In San Jose, California, U.S. District Judge Edward Davila sentenced Holmes, 38, on three counts of investor fraud and one count of conspiracy after a jury convicted her last January following a trial spanning three months. The prosecution had recommended a sentence of 15 years in prison, while the defense had urged the judge to impose no prison time.
Holmes, dressed in a dark blouse and black skirt, hugged her parents and her partner after the sentence was handed down.
During the sentencing hearing, Holmes cried as she said she was “devastated” by her failures and would have done many things differently if she had the chance.
“I have felt deep shame for what people went through because I failed them,” Holmes said.
Before handing down the sentence, Davila called the case “troubling on so many levels,” questioning what motivated Holmes, a “brilliant” entrepreneur, to misrepresent her company to investors.

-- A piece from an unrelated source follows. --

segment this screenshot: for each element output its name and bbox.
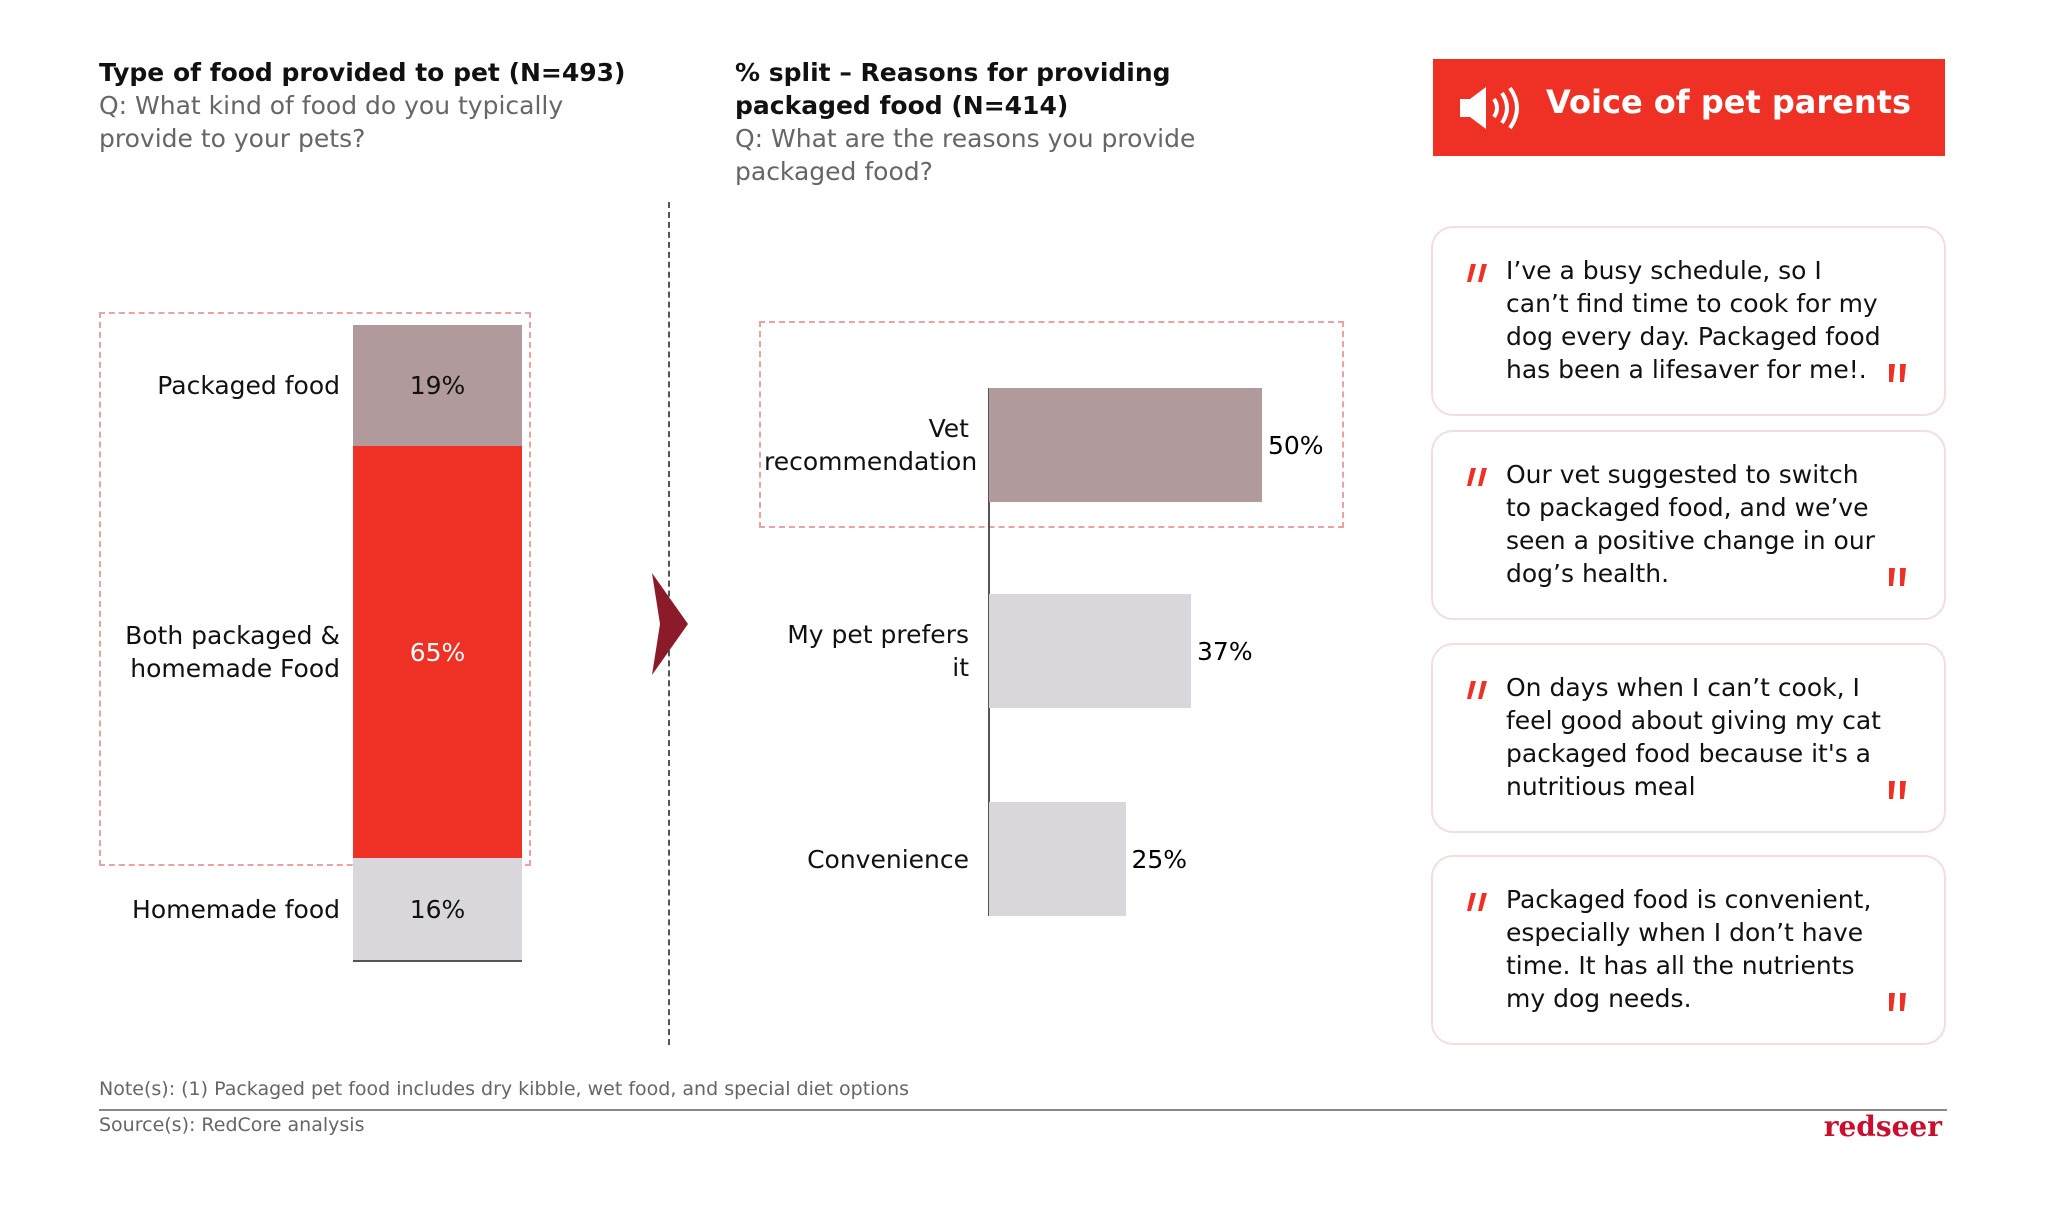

“This is a fraud case where an exciting venture went forward with great expectations only to be dashed by untruths, misrepresentations, plain hubris and lies,” the judge said.

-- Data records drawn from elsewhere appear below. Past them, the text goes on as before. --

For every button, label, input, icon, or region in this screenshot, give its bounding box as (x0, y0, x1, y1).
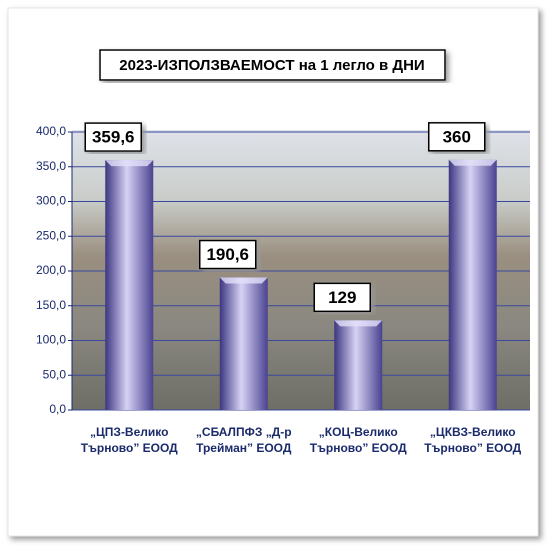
value-label: 129 (328, 288, 356, 307)
bar (105, 160, 154, 410)
y-tick-label: 250,0 (36, 228, 66, 242)
bar-cap (448, 159, 497, 166)
value-label-box (84, 122, 142, 152)
bar-cap (334, 320, 383, 327)
title-box (99, 49, 446, 81)
x-tick-label: „ЦПЗ-Велико Търново” ЕООД (80, 425, 178, 455)
bar (334, 320, 383, 410)
y-tick-label: 200,0 (36, 263, 66, 277)
bar (448, 159, 497, 410)
y-tick-label: 400,0 (36, 124, 66, 138)
y-tick-label: 350,0 (36, 159, 66, 173)
value-label-box (199, 239, 257, 270)
bar-cap (105, 160, 154, 167)
y-tick-label: 0,0 (49, 402, 66, 416)
value-label: 359,6 (92, 128, 135, 147)
value-label: 190,6 (206, 245, 249, 264)
x-tick-label: „ЦКВЗ-Велико Търново” ЕООД (424, 425, 522, 455)
y-tick-label: 300,0 (36, 194, 66, 208)
bar (219, 277, 268, 410)
y-tick-label: 150,0 (36, 298, 66, 312)
x-tick-label: „КОЦ-Велико Търново” ЕООД (309, 425, 407, 455)
value-label-box (313, 282, 371, 313)
y-tick-label: 100,0 (36, 333, 66, 347)
chart-title: 2023-ИЗПОЛЗВАЕМОСТ на 1 легло в ДНИ (119, 57, 424, 74)
value-label: 360 (443, 127, 471, 146)
value-label-box (428, 122, 486, 152)
y-tick-label: 50,0 (43, 367, 67, 381)
x-tick-label: „СБАЛПФЗ „Д-р Трейман” ЕООД (195, 425, 292, 455)
bar-cap (219, 277, 268, 284)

Davila set an April surrender date for Holmes.
Her lawyers are expected to ask the judge to allow her to remain free on bail during her planned appeal. They are expected to appeal the judge’s decisions to uphold the jury’s conviction of Holmes as well as her sentence at the San Francisco-based 9th U.S. Circuit Court of Appeals.

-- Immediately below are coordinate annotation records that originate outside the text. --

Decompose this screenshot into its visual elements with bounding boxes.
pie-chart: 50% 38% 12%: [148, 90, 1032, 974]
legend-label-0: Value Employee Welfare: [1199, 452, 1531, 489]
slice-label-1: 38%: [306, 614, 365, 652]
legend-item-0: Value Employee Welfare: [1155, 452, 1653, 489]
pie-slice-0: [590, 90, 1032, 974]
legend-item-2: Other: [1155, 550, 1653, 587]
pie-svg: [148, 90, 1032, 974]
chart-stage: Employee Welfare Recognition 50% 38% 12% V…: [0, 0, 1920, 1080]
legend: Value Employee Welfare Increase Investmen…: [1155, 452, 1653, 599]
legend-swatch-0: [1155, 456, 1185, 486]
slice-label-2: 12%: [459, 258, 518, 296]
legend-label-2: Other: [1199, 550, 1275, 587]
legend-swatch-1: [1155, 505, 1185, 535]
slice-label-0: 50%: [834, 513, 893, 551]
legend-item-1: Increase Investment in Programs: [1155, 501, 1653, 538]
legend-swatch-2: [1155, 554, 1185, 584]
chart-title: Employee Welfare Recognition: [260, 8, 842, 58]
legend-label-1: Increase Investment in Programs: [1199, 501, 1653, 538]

Assistant U.S. Attorney Jeff Schenk told Davila during the hearing that a 15-year sentence would be “making a statement that the ends don’t justify the means.”
Holmes’ attorney Kevin Downey sought home confinement, saying leniency was justified because unlike someone who committed a “great crime” she was not motivated by greed.
The federal probation office had recommended a 9-year prison sentence, according to court papers.
U.S. Attorney Stephanie Hinds said the sentence for Holmes “reflects the audacity of her massive fraud and the staggering damage she caused.” Downey declined to comment as he left court.
Prosecutors said during the trial that Holmes misrepresented Theranos’ technology and finances, including by claiming that its miniaturized blood testing machine was able to run an array of tests from a few drops of blood. The company secretly relied on conventional machines from other companies to run patients’ tests, prosecutors said.
Holmes testified in her own defense, saying she believed her statements were accurate at the time.
She was convicted on four counts but acquitted on four other counts alleging she defrauded patients who paid for Theranos tests.
Theranos Inc promised to revolutionize how patients receive diagnoses by replacing traditional labs with small machines envisioned for use in homes, drugstores and even on the battlefield.
Forbes dubbed Holmes the world’s youngest female self-made billionaire in 2014, when she was 30 and her stake in Theranos was worth $4.5 billion. Theranos collapsed after a series of Wall Street Journal articles in 2015 questioned its technology.
Actress Amanda Seyfried in September won an Emmy Award for portraying Holmes in the limited series “The Dropout.”
Before sentencing Holmes, Davila asked if any of her victims were in the courtroom.
Alex Shultz, whose son Tyler Shultz worked at Theranos and whose father, former U.S. Secretary of State George Shultz, invested in the company, told the judge how a family member once heard Holmes describe her supposedly revolutionary technology.
“What’s the hitch?'” the family member asked Holmes,according to Shultz.
“There is no hitch,” Holmes responded.